Support relevant files with non-programming-language code (JSON, YAML)

MaibornWolff / metric-gardener

BSD 3-Clause "New" or "Revised" License

5 stars 0 forks source link

Support relevant files with non-programming-language code (JSON, YAML) #143

Closed ResistantBear closed 7 months ago

ResistantBear commented 8 months ago

Support JSON and YAML.

We may need to define different metrics for those, as most of our current metrics might not apply/are always zero.

ce-bo commented 8 months ago

First step would be to support both grammars and calculate LOC. We should then document, that other metrics are not calculated in the readme yet.

ce-bo commented 8 months ago

Is there a way to count the nesting level by checking text indentations? Maybe the tree nodes provide this information?

ce-bo commented 8 months ago

I would like to also support Markdown files please.

ce-bo commented 8 months ago

Part of #141

ResistantBear commented 8 months ago

Is there a way to count the nesting level by checking text indentations? Maybe the tree nodes provide this information?

As I have already researched for the discussion here, there are no such nodes for whitespaces. Apparently, this is because of the type of grammar that tree-sitter relies on.

Furthermore, calculating the nesting level of JSON-files and files of other non-whitespace sensitive languages would be problematic, as e.g. metric-gardener itself does not format its JSON-Output to be nicely idented, as that is not strictly necessary/ignored by any parser.

We could check if we can somehow determine the nesting level based upon the nesting of the nodes in the tree.

ResistantBear commented 8 months ago

If we want to analyse something based upon the number of whitespaces/identation, we would have to implement that without tree-sitter, working on the raw source code.

As far as I had understand on friday, CodeCharta already has a support for calculating things on pure text. We should ensure that we do not implement stuff redundandly.

ResistantBear commented 8 months ago

First step would be to support both grammars and calculate LOC. We should then document, that other metrics are not calculated in the readme yet.

We may check if there are any useful metrics we can actually calculate for these files based upon the tree-sitter tree. I can imagine that we can use it for the nesting levels of JSON-files, but other than that, mh. If we do only wish to calculate lines of code, there is no need for installing an extraa grammar and parsing a tree, that would be covered by #142.

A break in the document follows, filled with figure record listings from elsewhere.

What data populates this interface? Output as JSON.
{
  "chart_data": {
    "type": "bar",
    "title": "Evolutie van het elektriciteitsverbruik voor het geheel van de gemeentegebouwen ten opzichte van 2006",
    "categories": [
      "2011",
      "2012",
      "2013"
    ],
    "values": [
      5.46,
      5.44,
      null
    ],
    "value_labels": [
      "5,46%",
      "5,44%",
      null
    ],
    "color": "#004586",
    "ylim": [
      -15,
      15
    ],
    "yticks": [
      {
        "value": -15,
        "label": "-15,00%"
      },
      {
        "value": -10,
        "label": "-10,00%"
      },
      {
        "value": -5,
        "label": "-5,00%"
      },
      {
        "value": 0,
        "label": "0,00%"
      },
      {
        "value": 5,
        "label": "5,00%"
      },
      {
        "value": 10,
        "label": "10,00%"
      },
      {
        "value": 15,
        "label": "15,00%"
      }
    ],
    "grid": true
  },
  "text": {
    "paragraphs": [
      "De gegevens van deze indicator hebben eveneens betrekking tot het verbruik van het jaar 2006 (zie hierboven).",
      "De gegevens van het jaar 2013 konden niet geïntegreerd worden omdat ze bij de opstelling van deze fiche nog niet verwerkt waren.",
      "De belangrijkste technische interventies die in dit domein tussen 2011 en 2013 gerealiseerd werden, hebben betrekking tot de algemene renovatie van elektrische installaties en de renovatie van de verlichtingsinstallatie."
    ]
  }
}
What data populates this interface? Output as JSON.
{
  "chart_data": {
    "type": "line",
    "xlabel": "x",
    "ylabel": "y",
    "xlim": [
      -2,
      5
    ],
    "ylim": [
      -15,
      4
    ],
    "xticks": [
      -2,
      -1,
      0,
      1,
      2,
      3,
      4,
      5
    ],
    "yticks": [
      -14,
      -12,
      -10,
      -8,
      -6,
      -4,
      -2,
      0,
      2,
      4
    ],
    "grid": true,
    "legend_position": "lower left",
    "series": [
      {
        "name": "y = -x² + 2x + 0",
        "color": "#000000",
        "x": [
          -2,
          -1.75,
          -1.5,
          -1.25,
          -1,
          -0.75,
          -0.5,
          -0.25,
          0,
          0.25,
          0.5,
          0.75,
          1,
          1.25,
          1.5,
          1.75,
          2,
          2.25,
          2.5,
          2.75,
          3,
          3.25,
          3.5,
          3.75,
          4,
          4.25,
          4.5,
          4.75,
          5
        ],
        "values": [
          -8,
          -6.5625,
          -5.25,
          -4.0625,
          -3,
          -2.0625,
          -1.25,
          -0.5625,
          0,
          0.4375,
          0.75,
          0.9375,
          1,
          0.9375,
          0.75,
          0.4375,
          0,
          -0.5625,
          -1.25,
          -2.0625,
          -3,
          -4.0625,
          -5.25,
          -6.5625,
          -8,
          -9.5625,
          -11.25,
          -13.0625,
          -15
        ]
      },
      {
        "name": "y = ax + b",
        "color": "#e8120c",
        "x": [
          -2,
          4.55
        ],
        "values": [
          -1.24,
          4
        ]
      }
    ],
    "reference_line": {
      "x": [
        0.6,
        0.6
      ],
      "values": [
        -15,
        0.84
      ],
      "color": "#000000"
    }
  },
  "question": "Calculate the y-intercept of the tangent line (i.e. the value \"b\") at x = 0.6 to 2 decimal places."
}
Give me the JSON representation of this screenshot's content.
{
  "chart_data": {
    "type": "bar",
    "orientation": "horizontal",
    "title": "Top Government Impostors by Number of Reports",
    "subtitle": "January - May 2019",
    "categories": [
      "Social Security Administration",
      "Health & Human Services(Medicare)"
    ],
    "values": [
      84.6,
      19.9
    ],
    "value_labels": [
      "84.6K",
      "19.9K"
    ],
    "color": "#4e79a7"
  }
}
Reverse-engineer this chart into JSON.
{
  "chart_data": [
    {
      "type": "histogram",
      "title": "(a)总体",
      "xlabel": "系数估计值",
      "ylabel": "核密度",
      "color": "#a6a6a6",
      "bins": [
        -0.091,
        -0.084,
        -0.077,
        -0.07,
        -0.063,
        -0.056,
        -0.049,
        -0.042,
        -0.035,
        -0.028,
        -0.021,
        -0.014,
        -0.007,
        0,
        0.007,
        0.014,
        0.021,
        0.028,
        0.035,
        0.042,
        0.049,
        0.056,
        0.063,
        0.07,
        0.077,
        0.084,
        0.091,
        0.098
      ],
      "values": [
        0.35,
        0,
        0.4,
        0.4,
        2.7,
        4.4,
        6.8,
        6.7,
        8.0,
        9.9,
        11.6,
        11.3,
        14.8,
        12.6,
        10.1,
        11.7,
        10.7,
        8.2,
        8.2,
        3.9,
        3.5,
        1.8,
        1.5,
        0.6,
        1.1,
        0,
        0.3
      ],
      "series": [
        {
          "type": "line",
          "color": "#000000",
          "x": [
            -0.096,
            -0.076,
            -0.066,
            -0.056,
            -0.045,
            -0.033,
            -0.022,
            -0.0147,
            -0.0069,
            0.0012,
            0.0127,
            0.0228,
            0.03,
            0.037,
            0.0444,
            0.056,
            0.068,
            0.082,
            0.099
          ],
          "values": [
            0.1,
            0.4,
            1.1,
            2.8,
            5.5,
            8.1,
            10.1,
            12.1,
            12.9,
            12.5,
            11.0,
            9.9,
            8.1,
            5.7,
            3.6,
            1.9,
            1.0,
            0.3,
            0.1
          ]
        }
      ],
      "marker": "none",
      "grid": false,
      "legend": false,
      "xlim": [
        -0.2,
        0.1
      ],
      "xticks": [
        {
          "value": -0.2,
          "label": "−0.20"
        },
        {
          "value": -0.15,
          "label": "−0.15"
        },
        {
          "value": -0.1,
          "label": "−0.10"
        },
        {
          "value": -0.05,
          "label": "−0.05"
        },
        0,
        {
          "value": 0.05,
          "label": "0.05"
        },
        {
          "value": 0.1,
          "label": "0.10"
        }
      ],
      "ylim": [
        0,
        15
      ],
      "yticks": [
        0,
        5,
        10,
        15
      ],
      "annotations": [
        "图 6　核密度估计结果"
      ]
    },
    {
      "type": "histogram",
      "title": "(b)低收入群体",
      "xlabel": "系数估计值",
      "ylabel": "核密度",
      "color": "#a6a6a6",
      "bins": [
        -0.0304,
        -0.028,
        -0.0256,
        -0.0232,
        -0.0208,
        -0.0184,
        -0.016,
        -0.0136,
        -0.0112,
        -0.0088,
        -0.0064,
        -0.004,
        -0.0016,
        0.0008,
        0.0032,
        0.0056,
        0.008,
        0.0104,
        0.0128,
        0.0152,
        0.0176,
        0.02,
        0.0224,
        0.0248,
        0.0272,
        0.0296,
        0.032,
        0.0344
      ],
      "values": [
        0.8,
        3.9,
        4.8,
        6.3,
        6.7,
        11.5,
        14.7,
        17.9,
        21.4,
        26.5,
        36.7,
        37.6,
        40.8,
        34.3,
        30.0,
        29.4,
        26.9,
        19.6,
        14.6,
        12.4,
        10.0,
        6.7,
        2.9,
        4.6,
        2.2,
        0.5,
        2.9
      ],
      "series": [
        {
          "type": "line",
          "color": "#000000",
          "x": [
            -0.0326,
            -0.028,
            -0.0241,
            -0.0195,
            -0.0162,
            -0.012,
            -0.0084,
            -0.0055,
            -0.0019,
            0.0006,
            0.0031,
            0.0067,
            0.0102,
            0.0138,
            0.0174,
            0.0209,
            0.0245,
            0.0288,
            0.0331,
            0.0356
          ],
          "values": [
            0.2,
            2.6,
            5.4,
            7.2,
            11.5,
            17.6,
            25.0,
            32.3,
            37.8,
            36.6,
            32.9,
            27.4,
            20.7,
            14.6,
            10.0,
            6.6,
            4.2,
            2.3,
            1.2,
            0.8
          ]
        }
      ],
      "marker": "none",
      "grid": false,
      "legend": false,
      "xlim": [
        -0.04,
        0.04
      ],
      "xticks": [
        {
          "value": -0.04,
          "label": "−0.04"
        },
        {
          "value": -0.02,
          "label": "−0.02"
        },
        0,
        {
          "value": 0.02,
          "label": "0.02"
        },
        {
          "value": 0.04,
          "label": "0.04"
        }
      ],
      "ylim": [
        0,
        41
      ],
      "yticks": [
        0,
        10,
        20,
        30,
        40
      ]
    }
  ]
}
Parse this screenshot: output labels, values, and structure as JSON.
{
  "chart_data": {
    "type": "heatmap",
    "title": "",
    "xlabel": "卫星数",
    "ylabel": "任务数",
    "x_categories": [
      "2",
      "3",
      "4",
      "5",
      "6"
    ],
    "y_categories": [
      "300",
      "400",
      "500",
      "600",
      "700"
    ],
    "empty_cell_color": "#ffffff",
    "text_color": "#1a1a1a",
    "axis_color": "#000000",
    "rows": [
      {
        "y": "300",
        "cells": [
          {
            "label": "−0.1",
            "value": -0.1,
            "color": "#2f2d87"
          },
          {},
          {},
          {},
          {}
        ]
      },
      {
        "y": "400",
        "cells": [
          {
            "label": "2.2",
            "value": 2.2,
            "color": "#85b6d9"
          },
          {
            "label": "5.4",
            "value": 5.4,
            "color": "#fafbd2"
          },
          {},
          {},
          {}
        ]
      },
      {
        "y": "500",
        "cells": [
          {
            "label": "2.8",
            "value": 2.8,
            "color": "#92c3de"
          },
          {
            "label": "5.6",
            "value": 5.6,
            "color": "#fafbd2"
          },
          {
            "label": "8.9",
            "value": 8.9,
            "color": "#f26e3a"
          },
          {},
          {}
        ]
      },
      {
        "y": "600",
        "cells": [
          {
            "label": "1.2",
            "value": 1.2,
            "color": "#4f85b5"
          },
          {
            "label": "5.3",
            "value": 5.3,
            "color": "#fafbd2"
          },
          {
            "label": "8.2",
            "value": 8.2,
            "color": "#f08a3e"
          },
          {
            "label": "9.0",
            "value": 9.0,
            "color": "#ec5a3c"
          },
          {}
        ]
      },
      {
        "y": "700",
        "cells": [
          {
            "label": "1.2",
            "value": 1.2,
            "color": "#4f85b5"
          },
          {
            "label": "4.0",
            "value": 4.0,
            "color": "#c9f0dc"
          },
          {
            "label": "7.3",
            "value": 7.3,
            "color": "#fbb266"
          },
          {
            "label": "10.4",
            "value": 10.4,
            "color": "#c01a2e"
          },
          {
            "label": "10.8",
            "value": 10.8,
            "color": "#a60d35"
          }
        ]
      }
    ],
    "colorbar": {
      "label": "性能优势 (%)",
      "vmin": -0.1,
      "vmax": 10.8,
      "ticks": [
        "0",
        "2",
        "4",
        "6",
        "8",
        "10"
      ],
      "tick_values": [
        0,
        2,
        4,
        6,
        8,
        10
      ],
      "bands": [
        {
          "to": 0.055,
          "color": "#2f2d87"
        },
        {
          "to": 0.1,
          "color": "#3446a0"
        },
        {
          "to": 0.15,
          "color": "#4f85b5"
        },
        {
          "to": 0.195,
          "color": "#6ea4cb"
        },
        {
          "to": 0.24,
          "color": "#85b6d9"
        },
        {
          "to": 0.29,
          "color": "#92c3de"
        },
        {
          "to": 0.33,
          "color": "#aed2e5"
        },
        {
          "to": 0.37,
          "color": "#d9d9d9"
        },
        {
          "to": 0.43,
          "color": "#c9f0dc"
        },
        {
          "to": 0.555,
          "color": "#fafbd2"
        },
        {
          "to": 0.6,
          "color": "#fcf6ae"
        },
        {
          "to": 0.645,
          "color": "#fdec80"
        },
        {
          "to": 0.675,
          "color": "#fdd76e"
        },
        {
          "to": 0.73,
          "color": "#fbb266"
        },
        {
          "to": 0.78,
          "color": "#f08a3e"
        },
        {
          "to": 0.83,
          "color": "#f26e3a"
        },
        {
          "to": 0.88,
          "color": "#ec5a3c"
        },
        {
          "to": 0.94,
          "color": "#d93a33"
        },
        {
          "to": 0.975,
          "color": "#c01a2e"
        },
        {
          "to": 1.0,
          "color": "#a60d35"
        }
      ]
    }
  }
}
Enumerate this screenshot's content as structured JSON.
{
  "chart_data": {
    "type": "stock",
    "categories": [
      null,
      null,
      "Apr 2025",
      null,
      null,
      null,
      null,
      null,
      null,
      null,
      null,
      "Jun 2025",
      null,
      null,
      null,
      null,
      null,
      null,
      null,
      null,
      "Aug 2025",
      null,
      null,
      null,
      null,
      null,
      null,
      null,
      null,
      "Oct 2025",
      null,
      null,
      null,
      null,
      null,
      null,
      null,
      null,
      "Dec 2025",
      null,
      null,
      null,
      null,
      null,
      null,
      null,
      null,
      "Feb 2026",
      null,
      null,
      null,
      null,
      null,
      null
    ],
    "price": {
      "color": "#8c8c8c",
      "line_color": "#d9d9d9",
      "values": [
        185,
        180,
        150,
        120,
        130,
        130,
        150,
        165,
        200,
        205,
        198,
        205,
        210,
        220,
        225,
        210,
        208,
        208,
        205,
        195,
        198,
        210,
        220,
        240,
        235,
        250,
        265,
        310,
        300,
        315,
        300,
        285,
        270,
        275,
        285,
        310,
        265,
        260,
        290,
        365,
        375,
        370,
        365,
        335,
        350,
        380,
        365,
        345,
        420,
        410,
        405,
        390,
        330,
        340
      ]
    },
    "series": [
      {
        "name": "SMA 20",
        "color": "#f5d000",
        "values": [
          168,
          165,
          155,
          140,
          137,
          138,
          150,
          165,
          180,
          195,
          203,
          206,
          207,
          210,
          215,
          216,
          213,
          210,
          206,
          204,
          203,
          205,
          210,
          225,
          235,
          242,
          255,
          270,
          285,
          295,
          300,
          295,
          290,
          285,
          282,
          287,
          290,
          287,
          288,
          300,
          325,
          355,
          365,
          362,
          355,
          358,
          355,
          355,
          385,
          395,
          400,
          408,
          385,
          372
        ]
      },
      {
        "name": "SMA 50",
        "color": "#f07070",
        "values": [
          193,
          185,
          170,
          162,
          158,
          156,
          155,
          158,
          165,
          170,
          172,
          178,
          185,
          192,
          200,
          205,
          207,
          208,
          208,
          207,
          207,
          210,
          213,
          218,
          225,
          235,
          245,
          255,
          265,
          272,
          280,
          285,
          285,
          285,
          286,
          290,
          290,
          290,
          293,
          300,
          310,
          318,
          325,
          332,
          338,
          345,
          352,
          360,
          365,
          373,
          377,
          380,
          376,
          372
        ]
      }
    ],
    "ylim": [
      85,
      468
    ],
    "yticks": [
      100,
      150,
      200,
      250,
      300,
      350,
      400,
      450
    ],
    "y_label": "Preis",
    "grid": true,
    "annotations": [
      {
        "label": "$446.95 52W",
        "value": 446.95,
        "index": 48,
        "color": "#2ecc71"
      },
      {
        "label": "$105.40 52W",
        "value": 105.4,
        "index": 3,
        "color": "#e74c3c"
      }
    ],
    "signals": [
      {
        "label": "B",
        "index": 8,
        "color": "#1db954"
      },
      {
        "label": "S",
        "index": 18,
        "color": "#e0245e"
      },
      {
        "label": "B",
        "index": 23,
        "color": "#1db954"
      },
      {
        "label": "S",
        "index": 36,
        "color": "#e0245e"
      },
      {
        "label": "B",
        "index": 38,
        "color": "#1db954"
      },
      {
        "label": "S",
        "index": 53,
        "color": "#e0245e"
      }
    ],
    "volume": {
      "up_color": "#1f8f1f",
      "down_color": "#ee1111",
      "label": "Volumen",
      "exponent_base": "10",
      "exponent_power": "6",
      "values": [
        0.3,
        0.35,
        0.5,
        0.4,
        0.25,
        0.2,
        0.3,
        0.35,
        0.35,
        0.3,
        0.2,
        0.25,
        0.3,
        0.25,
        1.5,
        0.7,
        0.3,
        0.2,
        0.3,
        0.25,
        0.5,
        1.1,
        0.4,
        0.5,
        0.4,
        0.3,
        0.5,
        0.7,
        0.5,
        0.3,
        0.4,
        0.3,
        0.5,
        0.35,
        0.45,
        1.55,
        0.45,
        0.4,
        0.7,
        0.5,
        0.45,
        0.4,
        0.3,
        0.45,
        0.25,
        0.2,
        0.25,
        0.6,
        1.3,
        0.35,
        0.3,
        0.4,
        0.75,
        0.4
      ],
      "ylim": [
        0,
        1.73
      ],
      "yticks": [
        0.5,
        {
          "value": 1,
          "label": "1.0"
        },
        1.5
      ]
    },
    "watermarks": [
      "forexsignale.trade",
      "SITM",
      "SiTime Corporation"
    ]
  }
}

BridgeAR commented 8 months ago

I would count the overall structure as nesting level, no matter how the JSON is formatted.

E.g.,

{ "a": [1,2,3] }

// identical to

{
  "a": [
    1,
    2,
    3
  ]
}

ResistantBear commented 8 months ago

If we want to analyse something based upon the number of whitespaces/identation, we would have to implement that without tree-sitter, working on the raw source code.

As far as I had understand on friday, CodeCharta already has a support for calculating things on pure text. We should ensure that we do not implement stuff redundandly.

Counting identation levels is already realized for CodeCharta by another parser that works on raw text basis. So there is probably no need to implement such a thing with metric-gardener. If we calculate nesting levels, we should focus on calculating nesting levels based on syntax trees here.

ResistantBear commented 8 months ago

Adding the max_nesting_level metric is blocked until #179 is discussed and implemented, as it would show wrong results for all non-markup-language files.

ce-bo commented 8 months ago

Isn't there a way to bring these changes to main before the final decision is taken? We could do necessary adjustments afterwards.

ResistantBear commented 8 months ago

If we merge it as-is, we would have this "max_nesting_level" for all metrics, but with a wrong value for all files which are no json. Not a fan of this. If we change that, we would basically implement one of the choices from #179 already. Would there be any benefit from merging this before the refactoring of the json-output?

ResistantBear commented 8 months ago

Removed Markdown from this ticket. As discussed, #142 is sufficient for Markdown.

ResistantBear commented 7 months ago

Realize as discussed in #179